Cuba, una monarquía absolutista

 

Aunque la Constitución de Cuba dice que nuestro país es una república, eso no es cierto, porque es una hacienda de la monarquía castrista, donde no existe la división de poderes, ni la renovación periódica de los gobernantes, ingredientes básicos que identifican a una república. Al contrario, es un gobierno despótico como lo definió Montesquieu, “en que uno solo, sin Ley y sin regla, lo hace todo sin más que su voluntad y su capricho”.

Analicemos esa monarquía y destruyemos todas sus mentiras.

¿Se disfruta de la libertad política en nuestro país?

¿Para quién? Cuando existe un solo partido político y los que protestan son enviados a la cárcel.

¿Se disfruta de la justicia social?

¿Para quién? Para la nueva clase dirigente que disfruta de todos los privilegios, mientras el pueblo se corrompe para sobrevivir y muchas mujeres se convierten en trabajadoras sexuales para mantener a sus familias.

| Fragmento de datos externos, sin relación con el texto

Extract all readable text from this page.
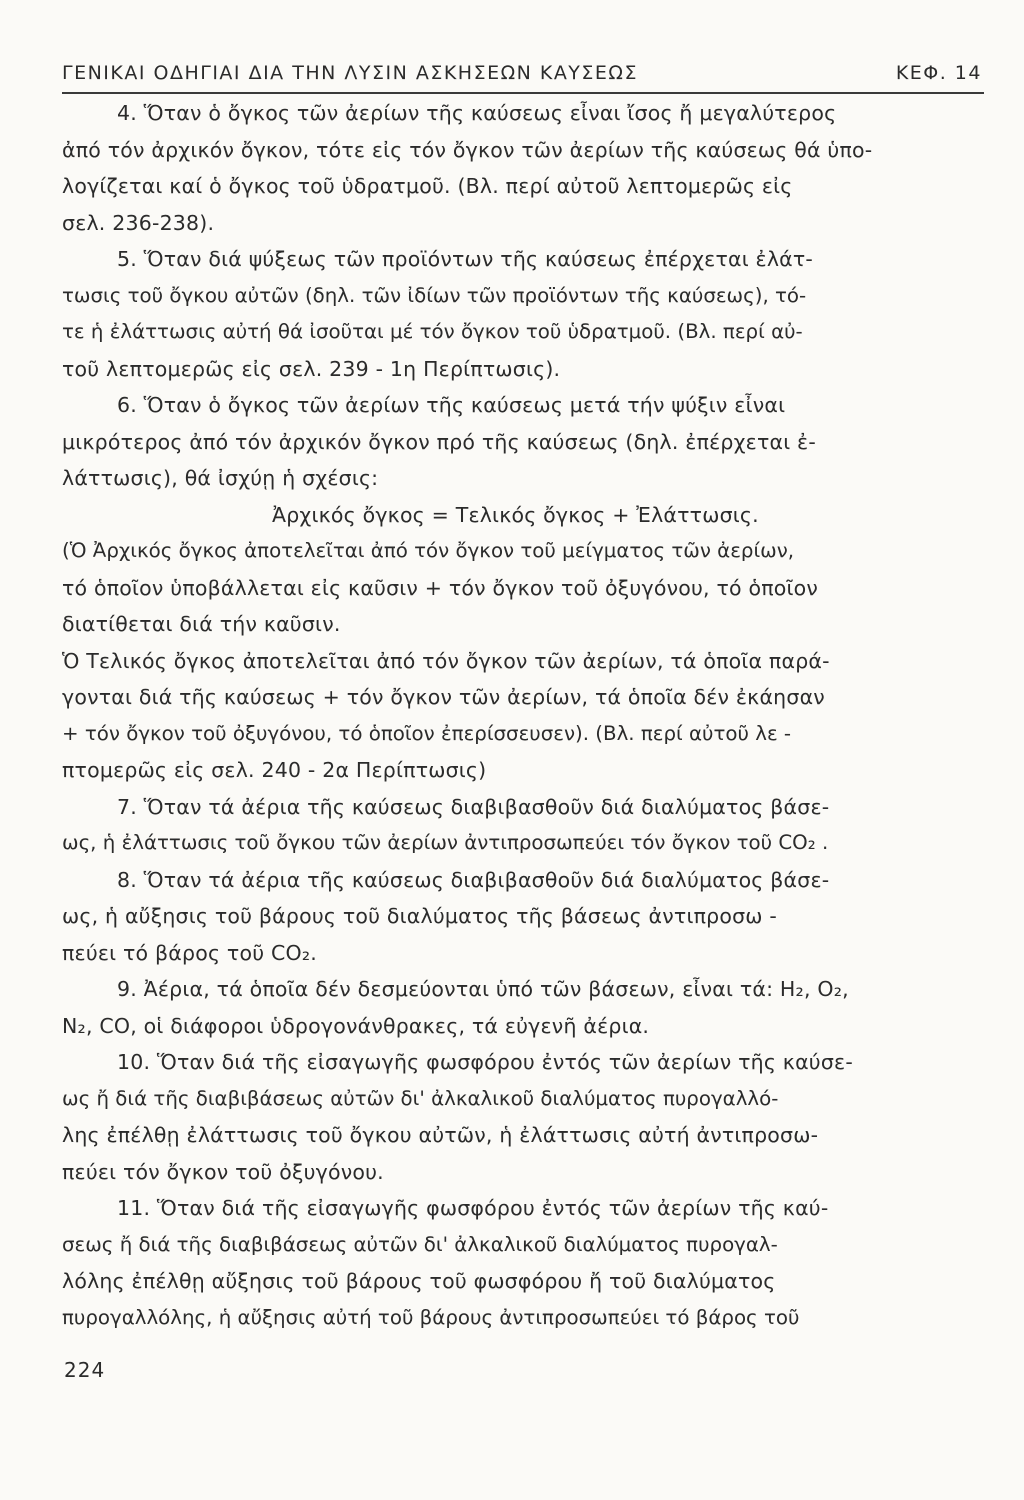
ΓΕΝΙΚΑΙ ΟΔΗΓΙΑΙ ΔΙΑ ΤΗΝ ΛΥΣΙΝ ΑΣΚΗΣΕΩΝ ΚΑΥΣΕΩΣ	ΚΕΦ. 14
4. Ὅταν ὁ ὄγκος τῶν ἀερίων τῆς καύσεως εἶναι ἴσος ἤ μεγαλύτερος
ἀπό τόν ἀρχικόν ὄγκον, τότε εἰς τόν ὄγκον τῶν ἀερίων τῆς καύσεως θά ὑπο-
λογίζεται καί ὁ ὄγκος τοῦ ὑδρατμοῦ. (Βλ. περί αὐτοῦ λεπτομερῶς εἰς
σελ. 236-238).
5. Ὅταν διά ψύξεως τῶν προϊόντων τῆς καύσεως ἐπέρχεται ἐλάτ-
τωσις τοῦ ὄγκου αὐτῶν (δηλ. τῶν ἰδίων τῶν προϊόντων τῆς καύσεως), τό-
τε ἡ ἐλάττωσις αὐτή θά ἰσοῦται μέ τόν ὄγκον τοῦ ὑδρατμοῦ. (Βλ. περί αὐ-
τοῦ λεπτομερῶς εἰς σελ. 239 - 1η Περίπτωσις).
6. Ὅταν ὁ ὄγκος τῶν ἀερίων τῆς καύσεως μετά τήν ψύξιν εἶναι
μικρότερος ἀπό τόν ἀρχικόν ὄγκον πρό τῆς καύσεως (δηλ. ἐπέρχεται ἐ-
λάττωσις), θά ἰσχύῃ ἡ σχέσις:
Ἀρχικός ὄγκος = Τελικός ὄγκος + Ἐλάττωσις.
(Ὁ Ἀρχικός ὄγκος ἀποτελεῖται ἀπό τόν ὄγκον τοῦ μείγματος τῶν ἀερίων,
τό ὁποῖον ὑποβάλλεται εἰς καῦσιν + τόν ὄγκον τοῦ ὀξυγόνου, τό ὁποῖον
διατίθεται διά τήν καῦσιν.
Ὁ Τελικός ὄγκος ἀποτελεῖται ἀπό τόν ὄγκον τῶν ἀερίων, τά ὁποῖα παρά-
γονται διά τῆς καύσεως + τόν ὄγκον τῶν ἀερίων, τά ὁποῖα δέν ἐκάησαν
+ τόν ὄγκον τοῦ ὀξυγόνου, τό ὁποῖον ἐπερίσσευσεν). (Βλ. περί αὐτοῦ λε -
πτομερῶς εἰς σελ. 240 - 2α Περίπτωσις)
7. Ὅταν τά ἀέρια τῆς καύσεως διαβιβασθοῦν διά διαλύματος βάσε-
ως, ἡ ἐλάττωσις τοῦ ὄγκου τῶν ἀερίων ἀντιπροσωπεύει τόν ὄγκον τοῦ CO₂ .
8. Ὅταν τά ἀέρια τῆς καύσεως διαβιβασθοῦν διά διαλύματος βάσε-
ως, ἡ αὔξησις τοῦ βάρους τοῦ διαλύματος τῆς βάσεως ἀντιπροσω -
πεύει τό βάρος τοῦ CO₂.
9. Ἀέρια, τά ὁποῖα δέν δεσμεύονται ὑπό τῶν βάσεων, εἶναι τά: H₂, O₂,
N₂, CO, οἱ διάφοροι ὑδρογονάνθρακες, τά εὐγενῆ ἀέρια.
10. Ὅταν διά τῆς εἰσαγωγῆς φωσφόρου ἐντός τῶν ἀερίων τῆς καύσε-
ως ἤ διά τῆς διαβιβάσεως αὐτῶν δι' ἀλκαλικοῦ διαλύματος πυρογαλλό-
λης ἐπέλθῃ ἐλάττωσις τοῦ ὄγκου αὐτῶν, ἡ ἐλάττωσις αὐτή ἀντιπροσω-
πεύει τόν ὄγκον τοῦ ὀξυγόνου.
11. Ὅταν διά τῆς εἰσαγωγῆς φωσφόρου ἐντός τῶν ἀερίων τῆς καύ-
σεως ἤ διά τῆς διαβιβάσεως αὐτῶν δι' ἀλκαλικοῦ διαλύματος πυρογαλ-
λόλης ἐπέλθῃ αὔξησις τοῦ βάρους τοῦ φωσφόρου ἤ τοῦ διαλύματος
πυρογαλλόλης, ἡ αὔξησις αὐτή τοῦ βάρους ἀντιπροσωπεύει τό βάρος τοῦ
224
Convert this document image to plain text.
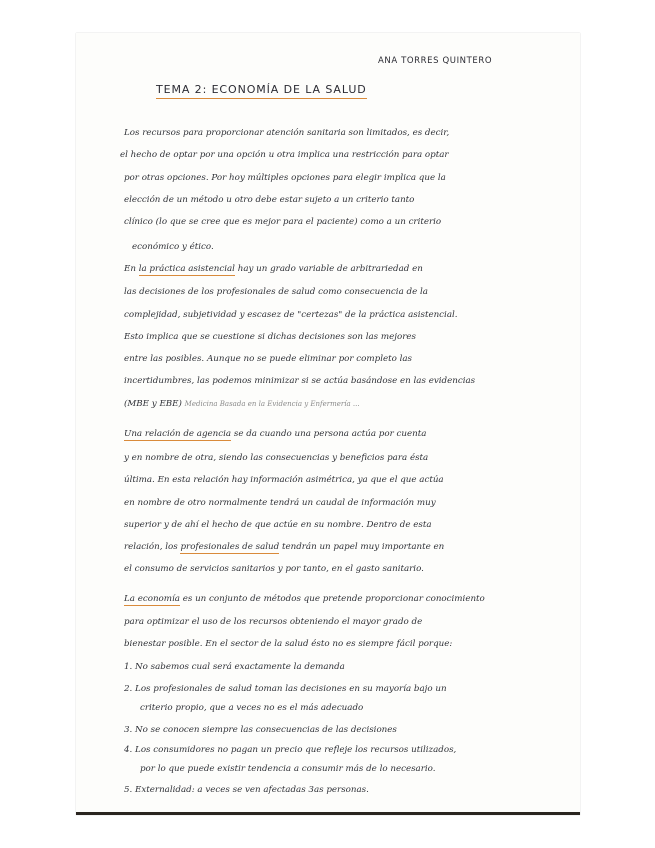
ANA TORRES QUINTERO
TEMA 2: ECONOMÍA DE LA SALUD
Los recursos para proporcionar atención sanitaria son limitados, es decir,
el hecho de optar por una opción u otra implica una restricción para optar
por otras opciones. Por hoy múltiples opciones para elegir implica que la
elección de un método u otro debe estar sujeto a un criterio tanto
clínico (lo que se cree que es mejor para el paciente) como a un criterio
económico y ético.
En la práctica asistencial hay un grado variable de arbitrariedad en
las decisiones de los profesionales de salud como consecuencia de la
complejidad, subjetividad y escasez de "certezas" de la práctica asistencial.
Esto implica que se cuestione si dichas decisiones son las mejores
entre las posibles. Aunque no se puede eliminar por completo las
incertidumbres, las podemos minimizar si se actúa basándose en las evidencias
(MBE y EBE) Medicina Basada en la Evidencia y Enfermería ...
Una relación de agencia se da cuando una persona actúa por cuenta
y en nombre de otra, siendo las consecuencias y beneficios para ésta
última. En esta relación hay información asimétrica, ya que el que actúa
en nombre de otro normalmente tendrá un caudal de información muy
superior y de ahí el hecho de que actúe en su nombre. Dentro de esta
relación, los profesionales de salud tendrán un papel muy importante en
el consumo de servicios sanitarios y por tanto, en el gasto sanitario.
La economía es un conjunto de métodos que pretende proporcionar conocimiento
para optimizar el uso de los recursos obteniendo el mayor grado de
bienestar posible. En el sector de la salud ésto no es siempre fácil porque:
1. No sabemos cual será exactamente la demanda
2. Los profesionales de salud toman las decisiones en su mayoría bajo un
criterio propio, que a veces no es el más adecuado
3. No se conocen siempre las consecuencias de las decisiones
4. Los consumidores no pagan un precio que refleje los recursos utilizados,
por lo que puede existir tendencia a consumir más de lo necesario.
5. Externalidad: a veces se ven afectadas 3as personas.
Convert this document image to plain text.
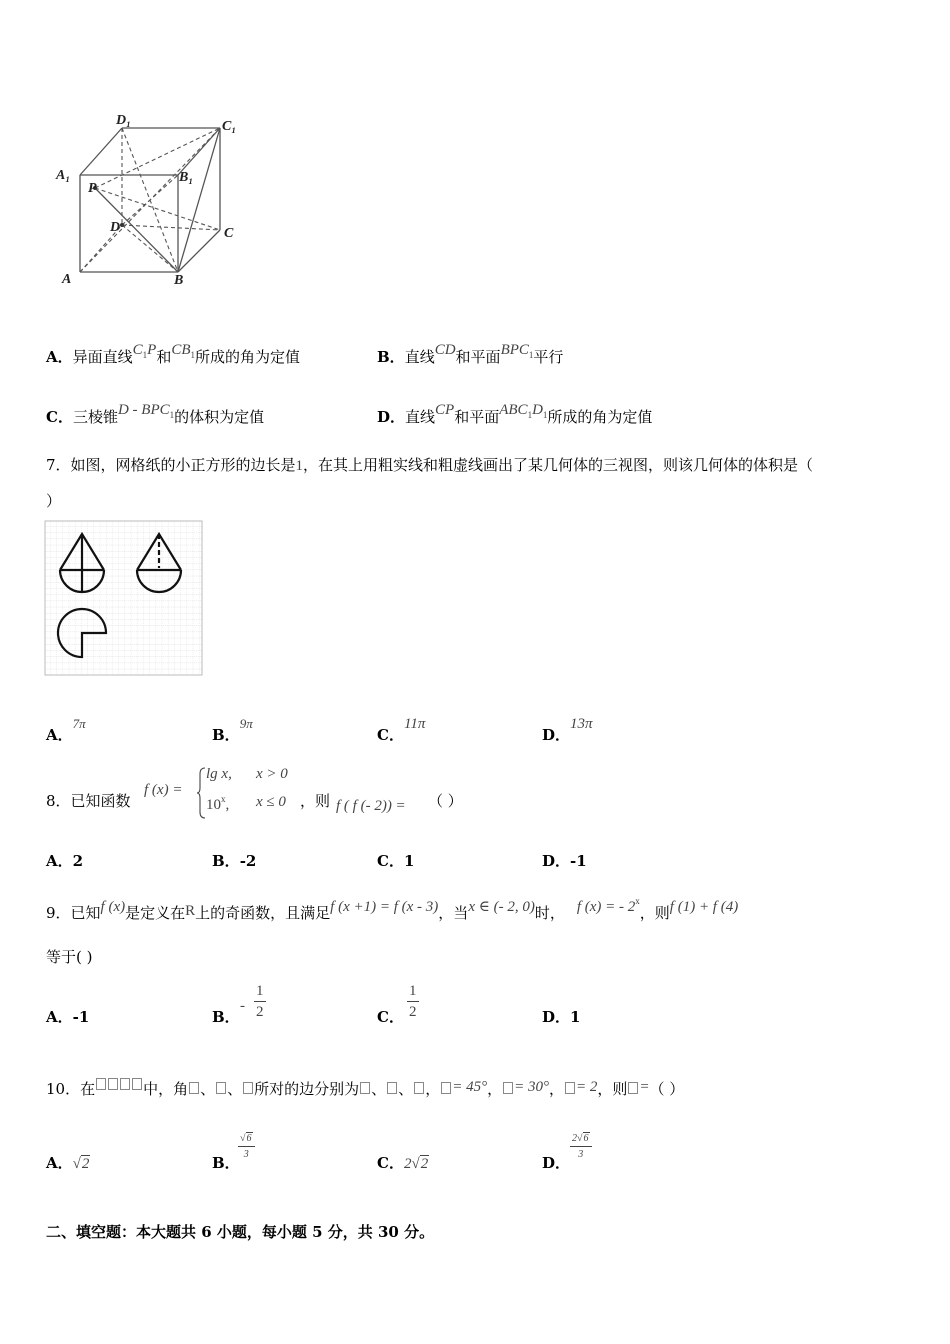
D₁	C₁
A₁	B₁
P
D	C
A	B
A．异面直线$C_1P$和$CB_1$所成的角为定值	B．直线CD和平面$BPC_1$平行
C．三棱锥D - $BPC_1$的体积为定值	D．直线CP和平面$ABC_1D_1$所成的角为定值
7．如图，网格纸的小正方形的边长是1，在其上用粗实线和粗虚线画出了某几何体的三视图，则该几何体的体积是（
）
A．7π
B．9π
C．11π
D．13π
8．已知函数
f (x) =
lg x, x > 0
10$^x$, x ≤ 0 ，则 f ( f (- 2)) = （ ）
A．2	B．-2	C．1	D．-1
9．已知f (x)是定义在R上的奇函数，且满足f (x +1) = f (x - 3)，当x ∈ (- 2, 0)时， f (x) = - 2$^x$，则f (1) + f (4)
等于( )
A．-1	B．
- $\frac{1}{2}$	C． $\frac{1}{2}$	D．1
10．在	中，角 、 、 所对的边分别为 、 、 ， = 45°， = 30°， = 2，则 =（ ）
A．√2	B．
$\frac{√6}{3}$
C．2√2	D．
$\frac{2√6}{3}$
二、填空题：本大题共 6 小题，每小题 5 分，共 30 分。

¿Se disfruta del bienestar individual y colectivo?

¿A quién se refiere?

El pueblo trabajando para el Estado jamás ha logrado ningún bienestar y si alguien lo ha logrado ha sido por la ayuda generosa de los familiares que viven en el “explotador imperialismo yanqui”.

¿Se disfruta de la solidaridad humana?

¿Con quién? Con los movimientos terroristas del mundo o enviando ayuda al extranjero para mejorar su imagen y obtener divisas, mientras el pueblo carece de lo más elemental y, para sobrevivir en esa sociedad podrida que han construido los comunistas, tiene que participar en la corrupción existente que los cubanos llaman“resolver”.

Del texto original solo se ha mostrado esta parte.